2018 stress test of Greek banks shows average capital depletion of 9 percentage points in adverse scenario
- In adverse scenario, the average Common Equity Tier 1 capital depletion was 9 percentage points, equivalent to €15.5 billion
- Exercise conducted following the same methodology and approach as the EU-wide EBA stress test but with an accelerated timeline
The results of the 2018 stress test of Greek significant institutions show that the average capital depletion under the adverse scenario, which covered a three-year period and assumed static balance sheets, was 9 percentage points, equivalent to €15.5 billion. The capital depletion stood at 8.56 percentage points for Alpha Bank, 8.68 percentage points for Eurobank, 9.56 percentage points for the National Bank of Greece (NBG) and 8.95 percentage points for Piraeus Bank.
The four banks underwent a stress test following the same methodology and approach as the EU-wide EBA exercise, but with an accelerated timetable in order to complete the test before the end of the European Stability Mechanism’s Stability Support Programme for Greece in August.
The stress test is not a pass or fail exercise. Its results, together with other relevant supervisory information, are used to form an overall supervisory assessment of the banks’ situation.
The stress test results were mainly driven by the following risk drivers:
- Credit risk: while the negative impact of credit risk on CET1 ratios was on average around 260 basis points in the baseline scenario, it increased to 850 basis points in the adverse scenario.
- Net Interest Income (NII): NII under the adverse scenario declined by 22.5% compared with the baseline scenario.
The stress test scenarios include the following real GDP projections for Greece as outlined in the table below.

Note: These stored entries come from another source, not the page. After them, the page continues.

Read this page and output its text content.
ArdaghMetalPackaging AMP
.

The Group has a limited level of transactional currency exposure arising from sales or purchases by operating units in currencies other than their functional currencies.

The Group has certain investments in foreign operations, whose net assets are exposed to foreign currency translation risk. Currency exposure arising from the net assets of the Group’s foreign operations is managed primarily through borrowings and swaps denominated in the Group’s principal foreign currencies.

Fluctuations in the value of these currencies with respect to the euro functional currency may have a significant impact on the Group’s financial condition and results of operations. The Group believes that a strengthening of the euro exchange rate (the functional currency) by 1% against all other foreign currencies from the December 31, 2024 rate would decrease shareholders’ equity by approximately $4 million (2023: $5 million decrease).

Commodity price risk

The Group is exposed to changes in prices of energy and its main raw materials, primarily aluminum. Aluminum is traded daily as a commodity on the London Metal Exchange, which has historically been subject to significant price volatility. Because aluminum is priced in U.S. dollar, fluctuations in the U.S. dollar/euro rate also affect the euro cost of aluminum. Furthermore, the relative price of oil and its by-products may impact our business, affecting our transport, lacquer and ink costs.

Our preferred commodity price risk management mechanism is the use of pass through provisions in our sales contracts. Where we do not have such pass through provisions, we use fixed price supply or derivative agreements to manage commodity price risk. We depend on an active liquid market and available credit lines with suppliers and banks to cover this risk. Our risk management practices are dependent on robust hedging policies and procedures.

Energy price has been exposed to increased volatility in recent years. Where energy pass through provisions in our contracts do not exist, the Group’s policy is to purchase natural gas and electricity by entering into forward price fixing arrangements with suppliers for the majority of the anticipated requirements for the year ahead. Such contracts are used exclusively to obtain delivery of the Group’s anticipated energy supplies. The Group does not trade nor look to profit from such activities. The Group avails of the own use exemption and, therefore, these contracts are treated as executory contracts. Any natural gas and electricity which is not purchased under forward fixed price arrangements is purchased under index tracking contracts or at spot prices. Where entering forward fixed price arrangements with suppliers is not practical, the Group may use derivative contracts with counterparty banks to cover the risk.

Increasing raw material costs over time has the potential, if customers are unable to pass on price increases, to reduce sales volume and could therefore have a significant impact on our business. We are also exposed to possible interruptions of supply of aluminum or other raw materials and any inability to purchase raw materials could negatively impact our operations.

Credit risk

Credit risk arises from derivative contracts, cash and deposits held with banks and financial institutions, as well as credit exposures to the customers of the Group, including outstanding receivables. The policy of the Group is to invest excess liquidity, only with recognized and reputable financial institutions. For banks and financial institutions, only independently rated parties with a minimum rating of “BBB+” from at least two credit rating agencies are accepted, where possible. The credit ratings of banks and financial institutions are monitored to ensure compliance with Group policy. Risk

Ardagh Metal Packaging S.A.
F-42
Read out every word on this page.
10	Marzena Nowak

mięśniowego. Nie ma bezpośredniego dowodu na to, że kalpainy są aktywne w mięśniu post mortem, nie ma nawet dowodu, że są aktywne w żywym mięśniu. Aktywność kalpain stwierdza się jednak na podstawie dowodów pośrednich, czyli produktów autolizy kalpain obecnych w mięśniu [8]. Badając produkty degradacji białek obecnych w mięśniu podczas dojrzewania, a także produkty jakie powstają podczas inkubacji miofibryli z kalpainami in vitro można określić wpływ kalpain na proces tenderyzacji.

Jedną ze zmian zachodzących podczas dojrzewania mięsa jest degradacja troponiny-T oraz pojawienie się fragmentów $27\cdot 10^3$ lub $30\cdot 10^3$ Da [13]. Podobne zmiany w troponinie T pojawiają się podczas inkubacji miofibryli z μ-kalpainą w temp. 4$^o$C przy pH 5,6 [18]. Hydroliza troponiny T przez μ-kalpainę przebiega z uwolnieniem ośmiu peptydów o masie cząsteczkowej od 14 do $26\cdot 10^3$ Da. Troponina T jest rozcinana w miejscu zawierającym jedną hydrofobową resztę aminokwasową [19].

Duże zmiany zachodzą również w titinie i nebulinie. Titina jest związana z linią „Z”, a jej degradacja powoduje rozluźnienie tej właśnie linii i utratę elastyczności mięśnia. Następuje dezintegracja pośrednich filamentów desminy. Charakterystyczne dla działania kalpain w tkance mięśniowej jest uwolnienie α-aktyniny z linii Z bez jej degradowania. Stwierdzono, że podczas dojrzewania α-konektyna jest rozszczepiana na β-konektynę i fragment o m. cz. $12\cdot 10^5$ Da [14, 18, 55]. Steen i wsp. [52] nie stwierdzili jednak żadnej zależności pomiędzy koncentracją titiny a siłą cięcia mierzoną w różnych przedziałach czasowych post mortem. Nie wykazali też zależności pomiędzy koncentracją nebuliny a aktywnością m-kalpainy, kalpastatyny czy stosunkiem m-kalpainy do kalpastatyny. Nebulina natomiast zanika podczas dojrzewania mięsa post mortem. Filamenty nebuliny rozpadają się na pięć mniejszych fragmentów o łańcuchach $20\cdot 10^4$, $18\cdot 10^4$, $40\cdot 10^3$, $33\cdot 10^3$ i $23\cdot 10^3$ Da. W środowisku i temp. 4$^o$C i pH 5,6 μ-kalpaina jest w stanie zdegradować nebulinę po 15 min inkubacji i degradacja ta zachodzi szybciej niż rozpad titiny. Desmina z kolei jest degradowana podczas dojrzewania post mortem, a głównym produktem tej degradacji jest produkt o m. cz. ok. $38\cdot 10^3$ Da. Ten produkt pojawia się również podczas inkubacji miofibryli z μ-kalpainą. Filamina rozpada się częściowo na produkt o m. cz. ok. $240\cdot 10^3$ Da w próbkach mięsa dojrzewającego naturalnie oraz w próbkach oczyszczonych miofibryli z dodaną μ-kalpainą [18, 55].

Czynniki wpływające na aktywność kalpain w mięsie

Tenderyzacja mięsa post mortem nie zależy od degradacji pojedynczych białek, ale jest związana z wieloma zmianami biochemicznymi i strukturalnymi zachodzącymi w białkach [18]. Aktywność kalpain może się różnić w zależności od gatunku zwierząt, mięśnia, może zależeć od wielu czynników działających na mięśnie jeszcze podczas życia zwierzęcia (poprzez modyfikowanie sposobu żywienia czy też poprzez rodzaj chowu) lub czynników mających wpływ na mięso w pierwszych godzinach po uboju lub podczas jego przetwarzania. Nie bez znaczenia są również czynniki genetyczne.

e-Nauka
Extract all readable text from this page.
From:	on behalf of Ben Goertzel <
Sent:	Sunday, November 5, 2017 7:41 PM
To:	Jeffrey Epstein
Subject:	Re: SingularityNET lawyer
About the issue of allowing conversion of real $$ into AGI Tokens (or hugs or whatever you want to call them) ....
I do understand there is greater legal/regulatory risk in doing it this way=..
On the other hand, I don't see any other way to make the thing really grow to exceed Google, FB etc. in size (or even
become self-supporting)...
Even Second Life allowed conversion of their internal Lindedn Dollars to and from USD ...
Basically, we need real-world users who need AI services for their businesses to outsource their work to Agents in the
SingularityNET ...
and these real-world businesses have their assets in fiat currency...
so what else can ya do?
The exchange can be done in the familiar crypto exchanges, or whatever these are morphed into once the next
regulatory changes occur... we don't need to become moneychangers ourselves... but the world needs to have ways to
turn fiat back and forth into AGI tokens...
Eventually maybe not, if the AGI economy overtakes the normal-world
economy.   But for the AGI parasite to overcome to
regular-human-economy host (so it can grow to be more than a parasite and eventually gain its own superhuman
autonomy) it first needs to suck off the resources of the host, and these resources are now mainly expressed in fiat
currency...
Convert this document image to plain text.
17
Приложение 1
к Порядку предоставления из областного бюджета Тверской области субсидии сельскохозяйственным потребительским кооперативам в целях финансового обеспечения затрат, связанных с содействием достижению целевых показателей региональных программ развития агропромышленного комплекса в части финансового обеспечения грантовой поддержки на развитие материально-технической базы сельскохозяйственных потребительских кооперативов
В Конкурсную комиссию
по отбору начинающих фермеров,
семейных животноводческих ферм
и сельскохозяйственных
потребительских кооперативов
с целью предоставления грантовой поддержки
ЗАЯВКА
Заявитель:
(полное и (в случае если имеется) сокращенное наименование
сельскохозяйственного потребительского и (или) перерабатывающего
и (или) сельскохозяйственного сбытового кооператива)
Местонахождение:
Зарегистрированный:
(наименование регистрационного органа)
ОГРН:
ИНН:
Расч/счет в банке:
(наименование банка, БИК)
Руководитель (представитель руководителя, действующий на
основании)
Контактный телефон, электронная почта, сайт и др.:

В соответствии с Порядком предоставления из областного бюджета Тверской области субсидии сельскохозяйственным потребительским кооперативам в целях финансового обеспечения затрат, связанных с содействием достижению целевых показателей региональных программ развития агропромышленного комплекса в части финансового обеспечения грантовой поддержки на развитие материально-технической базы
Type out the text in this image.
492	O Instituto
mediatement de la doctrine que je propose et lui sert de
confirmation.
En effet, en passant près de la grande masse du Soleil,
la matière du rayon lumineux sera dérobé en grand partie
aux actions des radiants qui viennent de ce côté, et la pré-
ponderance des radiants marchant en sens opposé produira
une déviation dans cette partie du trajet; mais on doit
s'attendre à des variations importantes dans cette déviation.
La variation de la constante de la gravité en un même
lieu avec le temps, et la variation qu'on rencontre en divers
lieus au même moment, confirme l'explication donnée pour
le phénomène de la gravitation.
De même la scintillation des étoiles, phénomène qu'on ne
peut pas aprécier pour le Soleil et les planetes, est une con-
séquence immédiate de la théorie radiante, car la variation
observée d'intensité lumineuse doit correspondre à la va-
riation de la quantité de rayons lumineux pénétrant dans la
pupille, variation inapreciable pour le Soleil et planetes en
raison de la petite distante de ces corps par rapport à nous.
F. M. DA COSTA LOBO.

Detailed results and information on the outcome of the exercise can be found in the disclosure templates on the ECB’s banking supervision website.
Please also refer to the Frequently Asked Questions.
For media queries, please contact Nicos Keranis, tel.: +49 69 1344 7806 and +49 172 758 7237
- Due to the static balance sheet assumption, divestments not completed before the end of 2017 were not taken into account in the stress test. This results in lower capital ratios than if divestments with a positive capital impact were considered in the final impact.
- The difference between the starting-level CET1 and estimated 2020 CET1 for Eurobank excludes a negative impact of 250 basis points related to the phase-out of grandfathered preference shares subscribed by the Greek State. These preference shares were converted into Tier 2 instruments in January 2018 and, due to the static balance sheet assumption, have not been included in the stress test results.